Her iki ülke işletmeleri arasında sinerji etkisi yaratacak en önemli adımların EOA ve SGA’nın imzalanması olduğuna inanıyoruz

Önümüzdeki yıl Japonya ve Türkiye arasında diplomatik ilişkilerin kurulmasının 100. yıl dönümü olacak. İki ülke, Osmanlı İmparatorluğu’ndan bu yana, 1890’daki Ertuğrul Olayı ve 1985’te Tahran’daki Japon vatandaşlarının kurtarılmasıyla sembolize edilen 130 yılı aşkın bir dostluk geçmişine sahiptir.

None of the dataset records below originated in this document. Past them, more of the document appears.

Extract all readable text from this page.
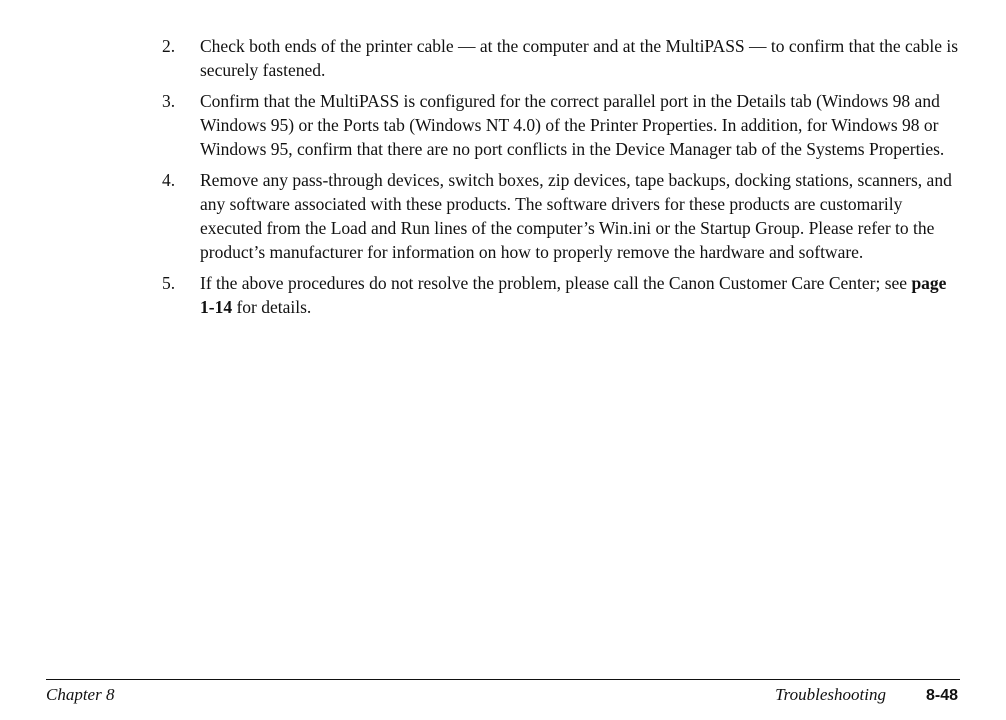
2.	Check both ends of the printer cable — at the computer and at the MultiPASS — to confirm that the cable is securely fastened.
3.	Confirm that the MultiPASS is configured for the correct parallel port in the Details tab (Windows 98 and Windows 95) or the Ports tab (Windows NT 4.0) of the Printer Properties. In addition, for Windows 98 or Windows 95, confirm that there are no port conflicts in the Device Manager tab of the Systems Properties.
4.	Remove any pass-through devices, switch boxes, zip devices, tape backups, docking stations, scanners, and any software associated with these products. The software drivers for these products are customarily executed from the Load and Run lines of the computer’s Win.ini or the Startup Group. Please refer to the product’s manufacturer for information on how to properly remove the hardware and software.
5.	If the above procedures do not resolve the problem, please call the Canon Customer Care Center; see page 1-14 for details.
Chapter 8	Troubleshooting	8-48
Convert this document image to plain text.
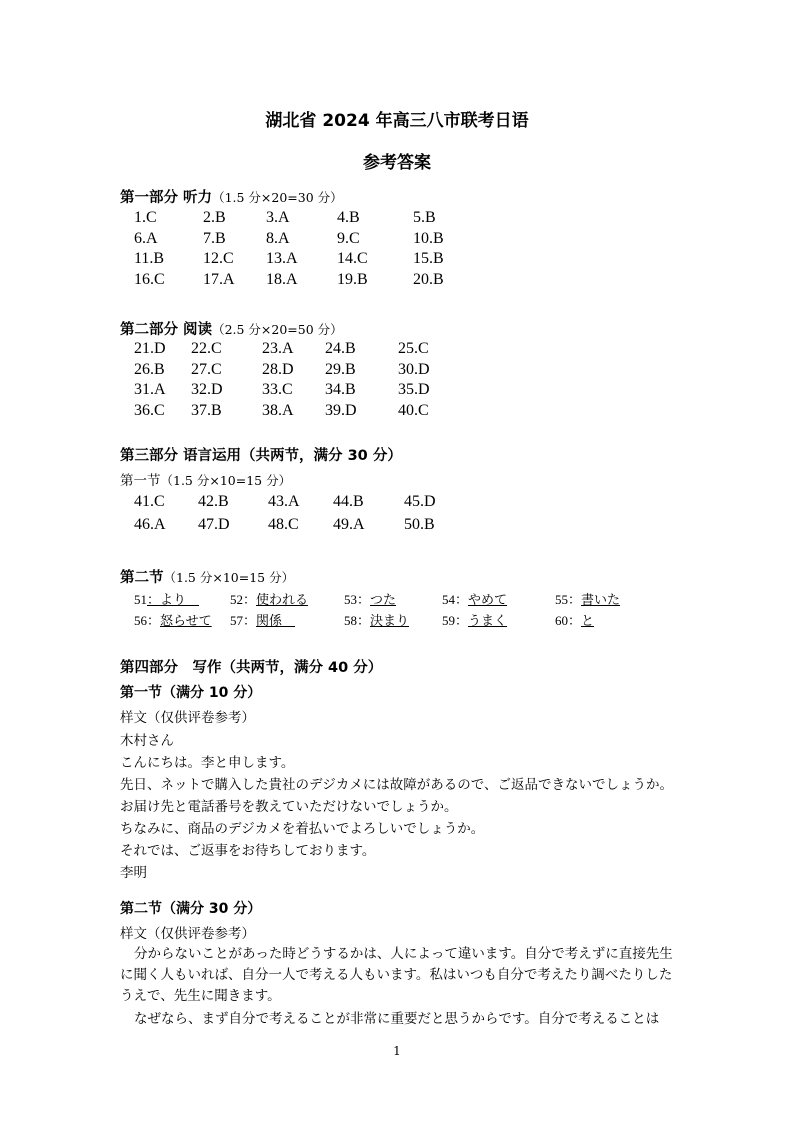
湖北省 2024 年高三八市联考日语
参考答案
第一部分 听力（1.5 分×20=30 分）
第二部分 阅读（2.5 分×20=50 分）
第三部分 语言运用（共两节，满分 30 分）
第一节（1.5 分×10=15 分）
第二节（1.5 分×10=15 分）
第四部分　写作（共两节，满分 40 分）
第一节（满分 10 分）
样文（仅供评卷参考）
木村さん
こんにちは。李と申します。
先日、ネットで購入した貴社のデジカメには故障があるので、ご返品できないでしょうか。
お届け先と電話番号を教えていただけないでしょうか。
ちなみに、商品のデジカメを着払いでよろしいでしょうか。
それでは、ご返事をお待ちしております。
李明
第二节（满分 30 分）
样文（仅供评卷参考）
分からないことがあった時どうするかは、人によって違います。自分で考えずに直接先生に聞く人もいれば、自分一人で考える人もいます。私はいつも自分で考えたり調べたりしたうえで、先生に聞きます。
なぜなら、まず自分で考えることが非常に重要だと思うからです。自分で考えることは
1
1.C	2.B	3.A	4.B	5.B
6.A	7.B	8.A	9.C	10.B
11.B 12.C 13.A 14.C	15.B
16.C 17.A 18.A 19.B	20.B
21.D 22.C	23.A 24.B	25.C
26.B 27.C	28.D 29.B	30.D
31.A 32.D 33.C 34.B	35.D
36.C 37.B	38.A 39.D	40.C
41.C 42.B 43.A 44.B	45.D
46.A 47.D 48.C 49.A 50.B
51：より　 52：使われる	53：つた	54：やめて	55：書いた
56：怒らせて 57：関係　	58：決まり	59：うまく	60：と
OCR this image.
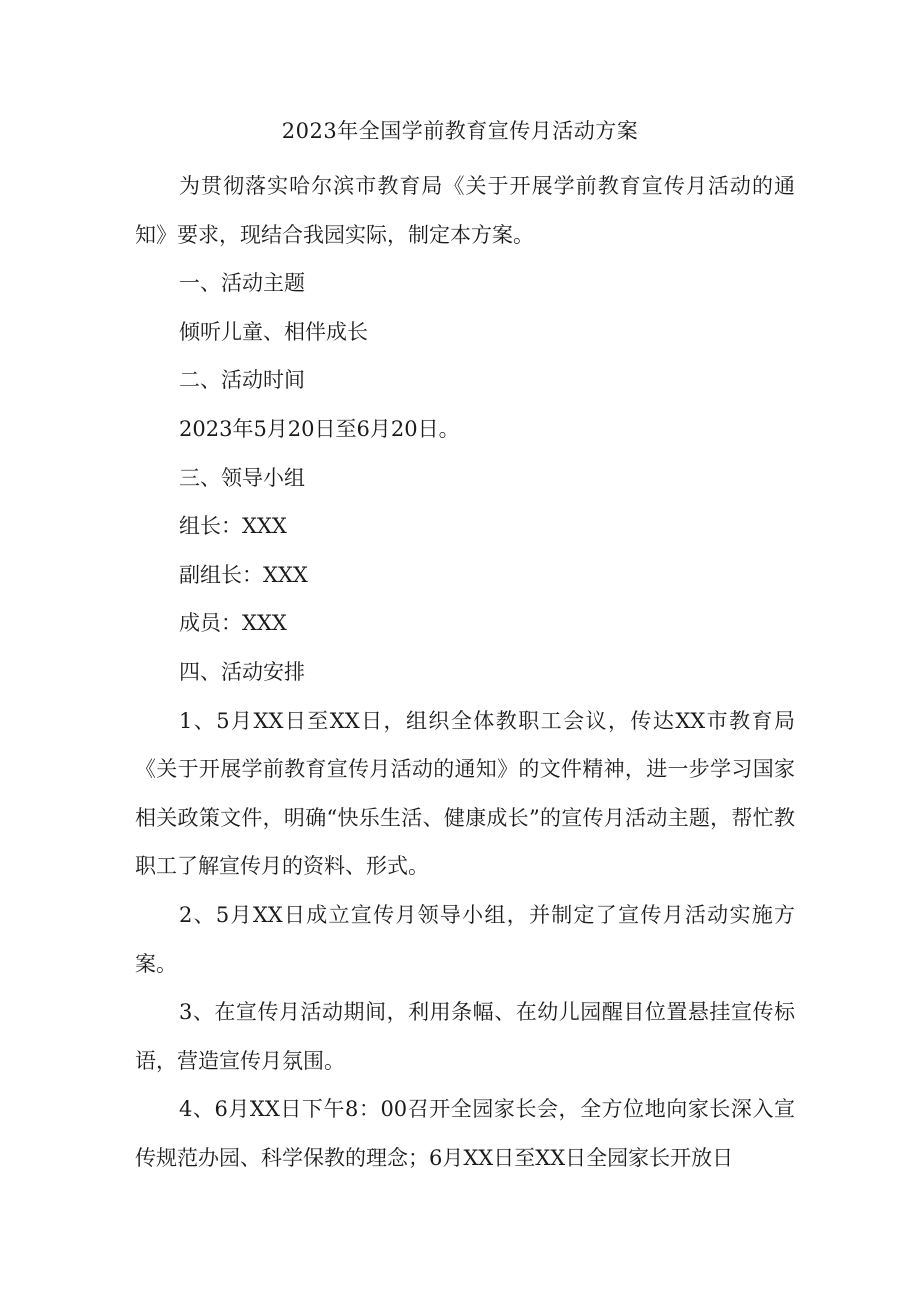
2023年全国学前教育宣传月活动方案

为贯彻落实哈尔滨市教育局《关于开展学前教育宣传月活动的通知》要求，现结合我园实际，制定本方案。

一、活动主题

倾听儿童、相伴成长

二、活动时间

2023年5月20日至6月20日。

三、领导小组

组长：XXX

副组长：XXX

成员：XXX

四、活动安排

1、5月XX日至XX日，组织全体教职工会议，传达XX市教育局《关于开展学前教育宣传月活动的通知》的文件精神，进一步学习国家相关政策文件，明确“快乐生活、健康成长”的宣传月活动主题，帮忙教职工了解宣传月的资料、形式。

2、5月XX日成立宣传月领导小组，并制定了宣传月活动实施方案。

3、在宣传月活动期间，利用条幅、在幼儿园醒目位置悬挂宣传标语，营造宣传月氛围。

4、6月XX日下午8：00召开全园家长会，全方位地向家长深入宣传规范办园、科学保教的理念；6月XX日至XX日全园家长开放日
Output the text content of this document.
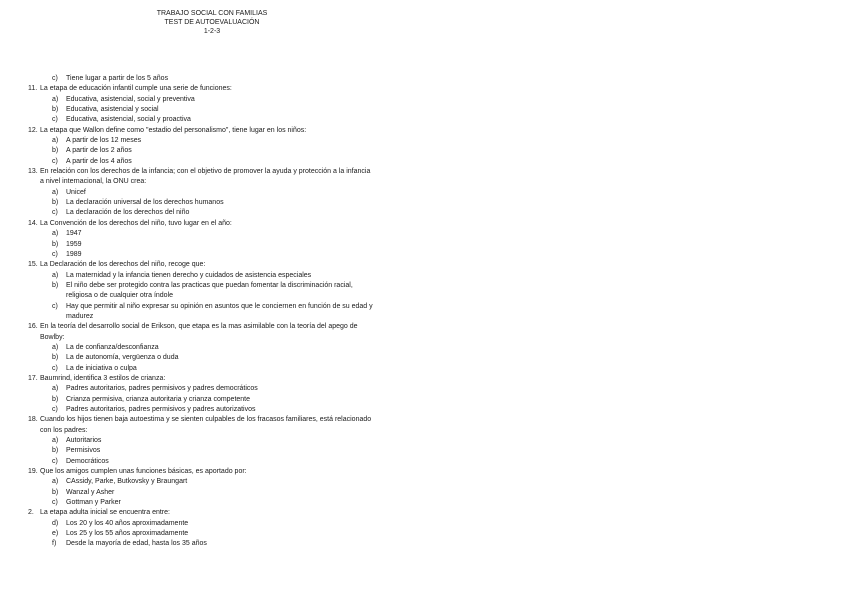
TRABAJO SOCIAL CON FAMILIAS
TEST DE AUTOEVALUACIÓN
1-2-3
c)	Tiene lugar a partir de los 5 años
11. La etapa de educación infantil cumple una serie de funciones:
a)	Educativa, asistencial, social y preventiva
b)	Educativa, asistencial y social
c)	Educativa, asistencial, social y proactiva
12. La etapa que Wallon define como "estadio del personalismo", tiene lugar en los niños:
a)	A partir de los 12 meses
b)	A partir de los 2 años
c)	A partir de los 4 años
13. En relación con los derechos de la infancia; con el objetivo de promover la ayuda y protección a la infancia
a nivel internacional, la ONU crea:
a)	Unicef
b)	La declaración universal de los derechos humanos
c)	La declaración de los derechos del niño
14. La Convención de los derechos del niño, tuvo lugar en el año:
a)	1947
b)	1959
c)	1989
15. La Declaración de los derechos del niño, recoge que:
a)	La maternidad y la infancia tienen derecho y cuidados de asistencia especiales
b)	El niño debe ser protegido contra las practicas que puedan fomentar la discriminación racial,
religiosa o de cualquier otra índole
c)	Hay que permitir al niño expresar su opinión en asuntos que le conciernen en función de su edad y
madurez
16. En la teoría del desarrollo social de Erikson, que etapa es la mas asimilable con la teoría del apego de
Bowlby:
a)	La de confianza/desconfianza
b)	La de autonomía, vergüenza o duda
c)	La de iniciativa o culpa
17. Baumrind, identifica 3 estilos de crianza:
a)	Padres autoritarios, padres permisivos y padres democráticos
b)	Crianza permisiva, crianza autoritaria y crianza competente
c)	Padres autoritarios, padres permisivos y padres autorizativos
18. Cuando los hijos tienen baja autoestima y se sienten culpables de los fracasos familiares, está relacionado
con los padres:
a)	Autoritarios
b)	Permisivos
c)	Democráticos
19. Que los amigos cumplen unas funciones básicas, es aportado por:
a)	CAssidy, Parke, Butkovsky y Braungart
b)	Wanzal y Asher
c)	Gottman y Parker
2. La etapa adulta inicial se encuentra entre:
d)	Los 20 y los 40 años aproximadamente
e)	Los 25 y los 55 años aproximadamente
f)	Desde la mayoría de edad, hasta los 35 años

Diplomatik ilişkilerimizin başlangıcından bu yana, sadece ekonomik ilişkileri istikrarlı bir şekilde derinleştirmekle kalmadık, aynı zamanda uluslararası toplumda somut ve ileriye dönük iş birliğinin yanı sıra kültürel değişimleri de geliştirdik. Japonya 2011 yılında Büyük Doğu Japonya depremi ile sarsıldığında, Türk hükümetinden ve halkından çok sıcak ve güçlü insani yardım destekleri aldık. Biz Japon halkı da bu yıl şubat ayında Türkiye de meydana gelen depremden kendi depremimizmiş gibi üzüntü duyduk. Japonya’nın geçmişteki büyük depremler de dahil olmak üzere pek çok doğal afetin üstesinden gelme konusundaki deneyiminin Türkiye’deki dostlarımız ve ortaklarımız tarafından kullanılması gerektiğine inanıyoruz. Japon iş dünyası, depremin ardından hızla toparlanma çabalarında Türkiye ile iş birliği yapmaya kararlıdır.

DEİK ve Keidanren arasındaki ortaklığın iki ülke arasındaki ekonomik ilişkilerin daha da güçlendirilmesine katkıda bulunmaya devam etmesini içtenlikle temenni ediyor ve diplomatik ilişkilerimizin yüzüncü yılını birlikte kutlamak üzere Türk dostlarımızı önümüzdeki yıl Japonya’da ağırlamayı sabırsızlıkla bekliyoruz.